Comparando Com o Seu Contrato
Com a taxa média do BC em mãos, compare com a taxa que aparece no seu contrato (geralmente expressa como "taxa mensal" ou "CET — Custo Efetivo Total").
Exemplo prático:
- Taxa média do BC para crédito pessoal não consignado em determinado mês: 3,2% ao mês
- Taxa do seu contrato: 6,8% ao mês
- Diferença: mais que o dobro da média de mercado
Quando a taxa do contrato supera significativamente a média de mercado — especialmente quando ultrapassa o dobro —, os tribunais brasileiros têm reconhecido a abusividade dos juros, com base no art. 51 do CDC e no art. 39, V, também do CDC.
"A jurisprudência do STJ firmou que a simples comparação com a taxa média do Banco Central é o principal critério para identificar juros abusivos em contratos bancários."
O Que o STJ Diz Sobre Juros Abusivos?
O Superior Tribunal de Justiça — a corte que unifica a interpretação do direito federal no Brasil — tem vasta jurisprudência sobre o tema. Os principais entendimentos:
- Bancos podem cobrar juros acima do limite da Lei de Usura (12% ao ano), pois são equiparados a entidades financeiras.
- Porém, quando a taxa contratada destoa significativamente da média de mercado divulgada pelo Banco Central, configura-se abusividade passível de revisão judicial.
- O ônus de provar a razoabilidade da taxa cobrada é do banco — não do consumidor.

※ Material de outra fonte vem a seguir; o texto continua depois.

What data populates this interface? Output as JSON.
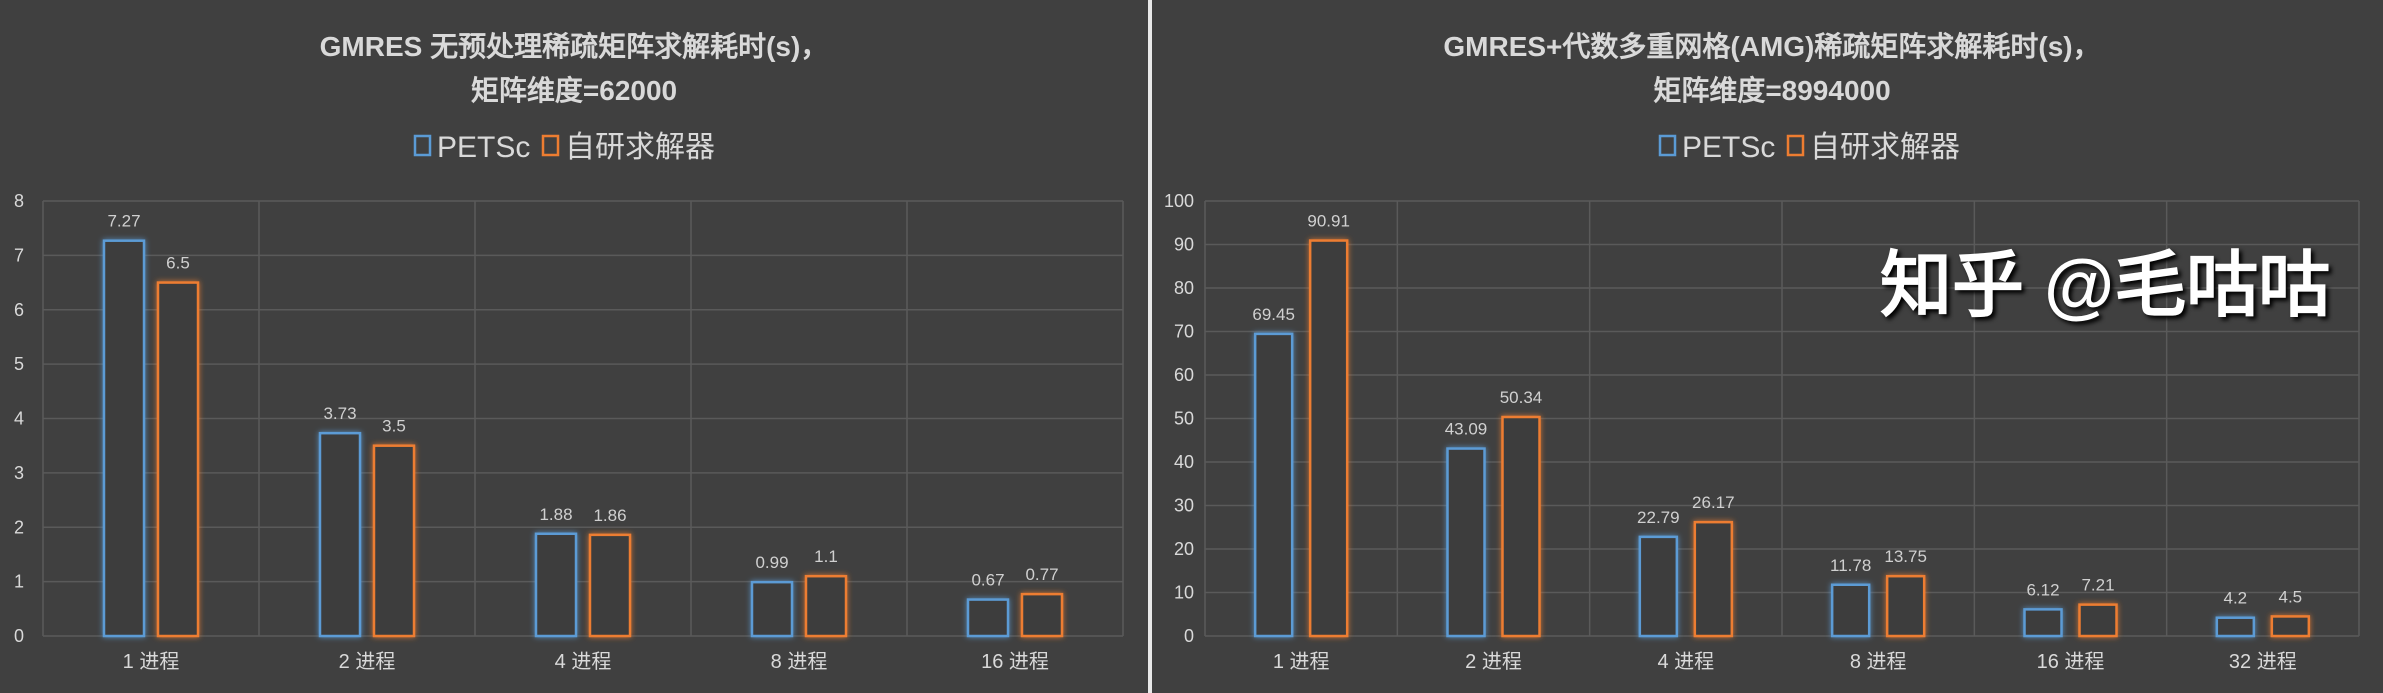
{
  "colors": {
    "petsc": "#5B9BD5",
    "own": "#ED7D31",
    "background": "#404040"
  },
  "watermark": "知乎 @毛咕咕",
  "chart_data": [
    {
      "type": "bar",
      "title": [
        "GMRES 无预处理稀疏矩阵求解耗时(s)，",
        "矩阵维度=62000"
      ],
      "legend": [
        "PETSc",
        "自研求解器"
      ],
      "legend_position": "top",
      "categories": [
        "1 进程",
        "2 进程",
        "4 进程",
        "8 进程",
        "16 进程"
      ],
      "series": [
        {
          "name": "PETSc",
          "values": [
            7.27,
            3.73,
            1.88,
            0.99,
            0.67
          ],
          "labels": [
            "7.27",
            "3.73",
            "1.88",
            "0.99",
            "0.67"
          ]
        },
        {
          "name": "自研求解器",
          "values": [
            6.5,
            3.5,
            1.86,
            1.1,
            0.77
          ],
          "labels": [
            "6.5",
            "3.5",
            "1.86",
            "1.1",
            "0.77"
          ]
        }
      ],
      "ylim": [
        0,
        8
      ],
      "yticks": [
        "0",
        "1",
        "2",
        "3",
        "4",
        "5",
        "6",
        "7",
        "8"
      ],
      "grid": true
    },
    {
      "type": "bar",
      "title": [
        "GMRES+代数多重网格(AMG)稀疏矩阵求解耗时(s)，",
        "矩阵维度=8994000"
      ],
      "legend": [
        "PETSc",
        "自研求解器"
      ],
      "legend_position": "top",
      "categories": [
        "1 进程",
        "2 进程",
        "4 进程",
        "8 进程",
        "16 进程",
        "32 进程"
      ],
      "series": [
        {
          "name": "PETSc",
          "values": [
            69.45,
            43.09,
            22.79,
            11.78,
            6.12,
            4.2
          ],
          "labels": [
            "69.45",
            "43.09",
            "22.79",
            "11.78",
            "6.12",
            "4.2"
          ]
        },
        {
          "name": "自研求解器",
          "values": [
            90.91,
            50.34,
            26.17,
            13.75,
            7.21,
            4.5
          ],
          "labels": [
            "90.91",
            "50.34",
            "26.17",
            "13.75",
            "7.21",
            "4.5"
          ]
        }
      ],
      "ylim": [
        0,
        100
      ],
      "yticks": [
        "0",
        "10",
        "20",
        "30",
        "40",
        "50",
        "60",
        "70",
        "80",
        "90",
        "100"
      ],
      "grid": true
    }
  ]
}
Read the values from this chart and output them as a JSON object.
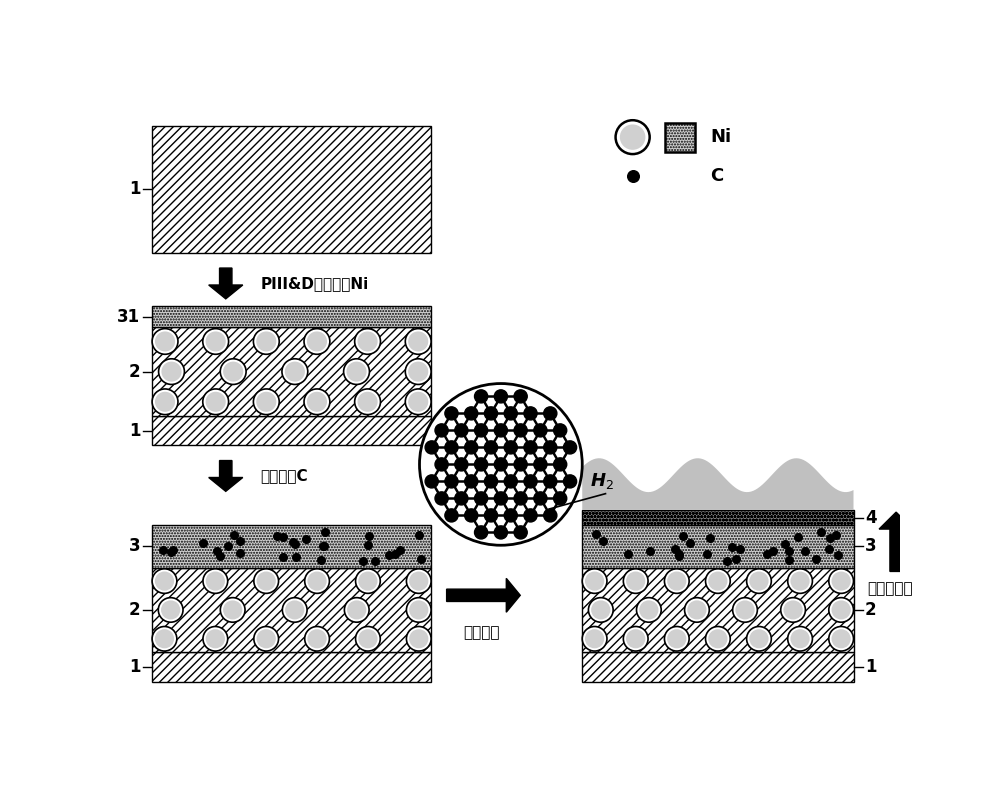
{
  "bg_color": "#ffffff",
  "label_1": "1",
  "label_2": "2",
  "label_3": "3",
  "label_4": "4",
  "label_31": "31",
  "arrow_label1": "PIII&D注入沉积Ni",
  "arrow_label2": "离子注入C",
  "arrow_label3": "退火处理",
  "arrow_label4": "阻止氢渗透",
  "h2_label": "H$_2$",
  "legend_ni": "Ni",
  "legend_c": "C",
  "ni_circle_fc": "#ffffff",
  "ni_circle_dot_fc": "#d0d0d0",
  "dotted_layer_fc": "#d0d0d0",
  "hatch_fc": "#ffffff",
  "cloud_fc": "#c8c8c8"
}
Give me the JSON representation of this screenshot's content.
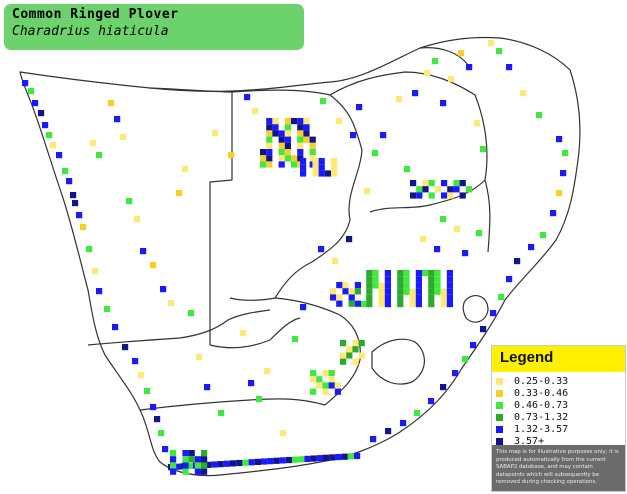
{
  "title": {
    "common_name": "Common Ringed Plover",
    "scientific_name": "Charadrius hiaticula",
    "background": "#6cd36c"
  },
  "legend": {
    "title": "Legend",
    "header_color": "#fff000",
    "items": [
      {
        "label": "0.25-0.33",
        "color": "#ffe873"
      },
      {
        "label": "0.33-0.46",
        "color": "#f5cf2b"
      },
      {
        "label": "0.46-0.73",
        "color": "#3fe83f"
      },
      {
        "label": "0.73-1.32",
        "color": "#2caa2c"
      },
      {
        "label": "1.32-3.57",
        "color": "#1a1aff"
      },
      {
        "label": "3.57+",
        "color": "#12148f"
      }
    ],
    "disclaimer": "This map is for illustrative purposes only; it is produced automatically from the current SABAP2 database, and may contain datapoints which will subsequently be removed during checking operations."
  },
  "map": {
    "border_color": "#333333",
    "cell_colors": {
      "y": "#ffe873",
      "o": "#f5cf2b",
      "g": "#3fe83f",
      "G": "#2caa2c",
      "b": "#1a1aff",
      "n": "#12148f"
    }
  }
}
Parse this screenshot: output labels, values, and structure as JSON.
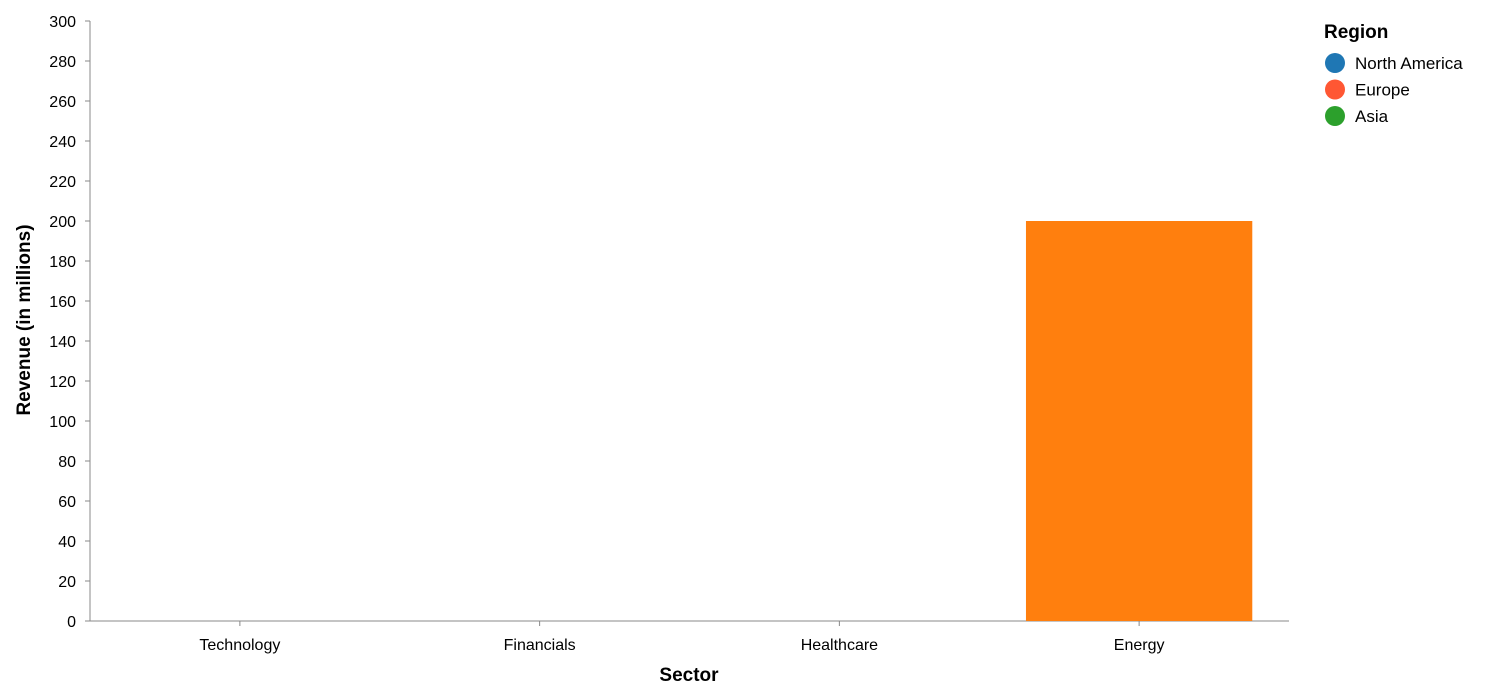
{
  "chart_data": {
    "type": "bar",
    "title": "",
    "xlabel": "Sector",
    "ylabel": "Revenue (in millions)",
    "categories": [
      "Technology",
      "Financials",
      "Healthcare",
      "Energy"
    ],
    "ylim": [
      0,
      300
    ],
    "yticks": [
      0,
      20,
      40,
      60,
      80,
      100,
      120,
      140,
      160,
      180,
      200,
      220,
      240,
      260,
      280,
      300
    ],
    "grid": false,
    "legend": {
      "title": "Region",
      "placement": "top-right",
      "entries": [
        {
          "name": "North America",
          "color": "#1f77b4"
        },
        {
          "name": "Europe",
          "color": "#ff5733"
        },
        {
          "name": "Asia",
          "color": "#2ca02c"
        }
      ]
    },
    "bars": [
      {
        "category": "Energy",
        "value": 200,
        "color": "#ff7f0e"
      }
    ]
  }
}
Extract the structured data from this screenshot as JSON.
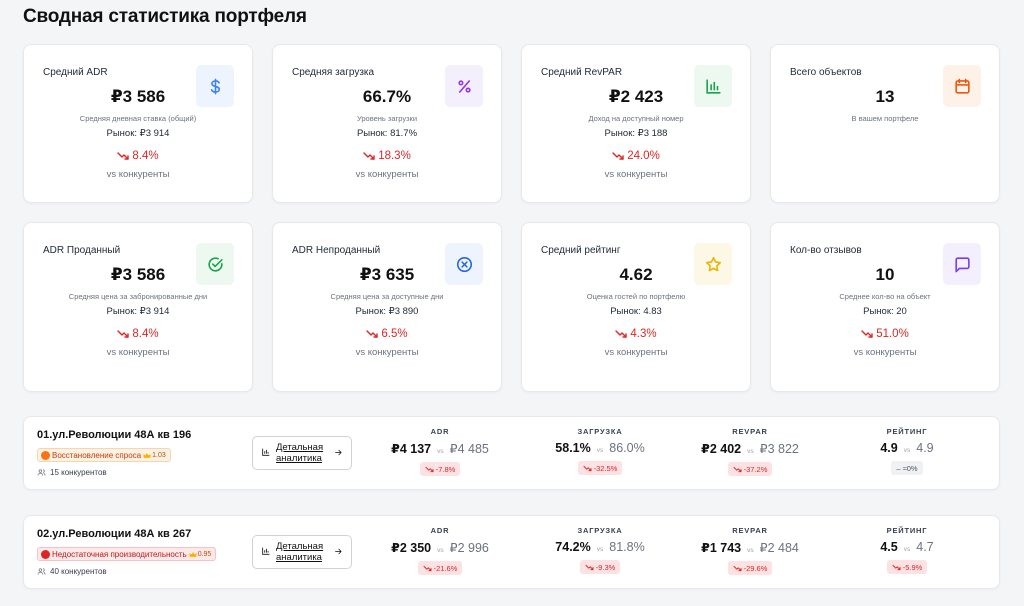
{
  "page": {
    "title": "Сводная статистика портфеля"
  },
  "kpis": [
    {
      "label": "Средний ADR",
      "value": "₽3 586",
      "sub": "Средняя дневная ставка (общий)",
      "market": "Рынок: ₽3 914",
      "change": "8.4%",
      "vs": "vs конкуренты",
      "icon": "dollar-icon",
      "icon_color": "#3b82f6",
      "icon_bg": "#eef4fe"
    },
    {
      "label": "Средняя загрузка",
      "value": "66.7%",
      "sub": "Уровень загрузки",
      "market": "Рынок: 81.7%",
      "change": "18.3%",
      "vs": "vs конкуренты",
      "icon": "percent-icon",
      "icon_color": "#9333ea",
      "icon_bg": "#f4effc"
    },
    {
      "label": "Средний RevPAR",
      "value": "₽2 423",
      "sub": "Доход на доступный номер",
      "market": "Рынок: ₽3 188",
      "change": "24.0%",
      "vs": "vs конкуренты",
      "icon": "bar-chart-icon",
      "icon_color": "#16a34a",
      "icon_bg": "#ecf8f0"
    },
    {
      "label": "Всего объектов",
      "value": "13",
      "sub": "В вашем портфеле",
      "market": "",
      "change": "",
      "vs": "",
      "icon": "calendar-icon",
      "icon_color": "#ea580c",
      "icon_bg": "#fdf1e8"
    },
    {
      "label": "ADR Проданный",
      "value": "₽3 586",
      "sub": "Средняя цена за забронированные дни",
      "market": "Рынок: ₽3 914",
      "change": "8.4%",
      "vs": "vs конкуренты",
      "icon": "check-circle-icon",
      "icon_color": "#16a34a",
      "icon_bg": "#ecf8f0"
    },
    {
      "label": "ADR Непроданный",
      "value": "₽3 635",
      "sub": "Средняя цена за доступные дни",
      "market": "Рынок: ₽3 890",
      "change": "6.5%",
      "vs": "vs конкуренты",
      "icon": "x-circle-icon",
      "icon_color": "#2563eb",
      "icon_bg": "#eef4fe"
    },
    {
      "label": "Средний рейтинг",
      "value": "4.62",
      "sub": "Оценка гостей по портфелю",
      "market": "Рынок: 4.83",
      "change": "4.3%",
      "vs": "vs конкуренты",
      "icon": "star-icon",
      "icon_color": "#eab308",
      "icon_bg": "#fdf8e6"
    },
    {
      "label": "Кол-во отзывов",
      "value": "10",
      "sub": "Среднее кол-во на объект",
      "market": "Рынок: 20",
      "change": "51.0%",
      "vs": "vs конкуренты",
      "icon": "message-icon",
      "icon_color": "#7c3aed",
      "icon_bg": "#f3effc"
    }
  ],
  "properties": [
    {
      "name": "01.ул.Революции 48А кв 196",
      "badge": {
        "text": "Восстановление спроса",
        "score": "1.03",
        "variant": "orange",
        "dot_color": "#f97316"
      },
      "competitors": "15 конкурентов",
      "detail_button": "Детальная аналитика",
      "metrics": [
        {
          "label": "ADR",
          "main": "₽4 137",
          "vs": "vs",
          "market": "₽4 485",
          "change": "-7.8%",
          "tone": "red"
        },
        {
          "label": "ЗАГРУЗКА",
          "main": "58.1%",
          "vs": "vs",
          "market": "86.0%",
          "change": "-32.5%",
          "tone": "red"
        },
        {
          "label": "REVPAR",
          "main": "₽2 402",
          "vs": "vs",
          "market": "₽3 822",
          "change": "-37.2%",
          "tone": "red"
        },
        {
          "label": "РЕЙТИНГ",
          "main": "4.9",
          "vs": "vs",
          "market": "4.9",
          "change": "≈0%",
          "tone": "gray"
        }
      ]
    },
    {
      "name": "02.ул.Революции 48А кв 267",
      "badge": {
        "text": "Недостаточная производительность",
        "score": "0.95",
        "variant": "red",
        "dot_color": "#dc2626"
      },
      "competitors": "40 конкурентов",
      "detail_button": "Детальная аналитика",
      "metrics": [
        {
          "label": "ADR",
          "main": "₽2 350",
          "vs": "vs",
          "market": "₽2 996",
          "change": "-21.6%",
          "tone": "red"
        },
        {
          "label": "ЗАГРУЗКА",
          "main": "74.2%",
          "vs": "vs",
          "market": "81.8%",
          "change": "-9.3%",
          "tone": "red"
        },
        {
          "label": "REVPAR",
          "main": "₽1 743",
          "vs": "vs",
          "market": "₽2 484",
          "change": "-29.6%",
          "tone": "red"
        },
        {
          "label": "РЕЙТИНГ",
          "main": "4.5",
          "vs": "vs",
          "market": "4.7",
          "change": "-5.9%",
          "tone": "red"
        }
      ]
    }
  ]
}
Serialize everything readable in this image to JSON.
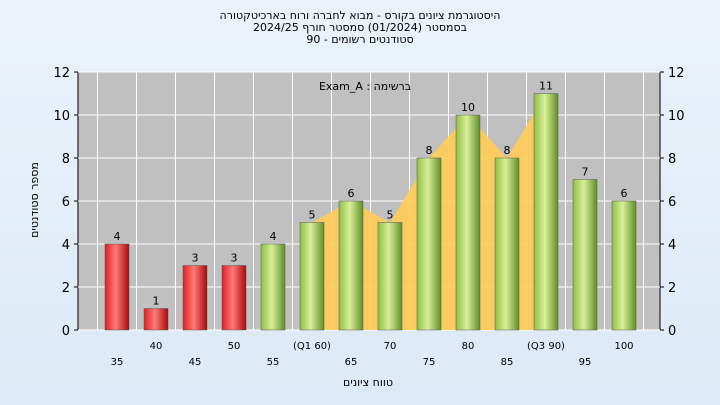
{
  "chart_data": {
    "type": "bar",
    "title_lines": [
      "היסטוגרמת ציונים בקורס - מבוא לחברה ורוח בארכיטקטורה",
      "בסמסטר  (01/2024)  סמסטר חורף 2024/25",
      "סטודנטים רשומים - 90"
    ],
    "annotation": "Exam_A : ברשימה",
    "xlabel": "טווח ציונים",
    "ylabel": "מספר סטודנטים",
    "ylim": [
      0,
      12
    ],
    "yticks": [
      "0",
      "2",
      "4",
      "6",
      "8",
      "10",
      "12"
    ],
    "grid": true,
    "categories": [
      "35",
      "40",
      "45",
      "50",
      "55",
      "(Q1 60)",
      "65",
      "70",
      "75",
      "80",
      "85",
      "(Q3 90)",
      "95",
      "100"
    ],
    "values": [
      4,
      1,
      3,
      3,
      4,
      5,
      6,
      5,
      8,
      10,
      8,
      11,
      7,
      6
    ],
    "bar_colors": [
      "red",
      "red",
      "red",
      "red",
      "green",
      "green",
      "green",
      "green",
      "green",
      "green",
      "green",
      "green",
      "green",
      "green"
    ],
    "area_series": [
      {
        "x": "(Q1 60)",
        "y": 5
      },
      {
        "x": "65",
        "y": 6
      },
      {
        "x": "70",
        "y": 5
      },
      {
        "x": "75",
        "y": 8
      },
      {
        "x": "80",
        "y": 10
      },
      {
        "x": "85",
        "y": 8
      },
      {
        "x": "(Q3 90)",
        "y": 11
      }
    ],
    "colors": {
      "red_light": "#ff7a7a",
      "red": "#e02020",
      "red_dark": "#a80a0a",
      "green_light": "#d9ef9a",
      "green": "#8fc044",
      "green_dark": "#5f8f24",
      "area": "#ffcc55",
      "plot_bg": "#c0c0c0",
      "grid": "#ffffff"
    }
  }
}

- A revisão pode incluir não só os juros futuros, mas também a devolução dos valores cobrados a mais no passado, com correção e juros.
Outros Sinais de Abuso Além dos Juros
A comparação com a tabela do BC é apenas um dos indicadores. Durante a análise do contrato, o advogado também verifica:
- CET (Custo Efetivo Total): deve ser informado no contrato. Se não estiver, já é motivo de revisão.
- Capitalização de juros: juros cobrados sobre juros — prática que só é permitida quando expressamente prevista no contrato.
- Seguros embutidos: seguros de vida ou proteção vinculados ao empréstimo sem livre escolha de seguradora.
- Tarifas vedadas: TAC, TEC e similares em contratos firmados após abril de 2008.
- Spread abusivo: diferença entre o custo de captação do banco e a taxa cobrada ao cliente, muito acima do praticado pelo mercado.
Quanto Posso Recuperar?
Depende do valor do contrato, do prazo, da taxa praticada versus a taxa de mercado e de quanto tempo se passou. Em contratos de financiamento de veículos ou empréstimos de longo prazo, a diferença pode representar dezenas de milhares de reais. O advogado faz o cálculo completo na análise inicial — gratuitamente.
Prazo Para Agir
Para contratos ainda em vigor, o prazo para revisão é o da duração do contrato mais 5 anos após o encerramento. Para contratos já quitados, contam-se 5 anos a partir do pagamento da última parcela. Não espere: quanto mais tempo passa, menos parcelas são recuperáveis.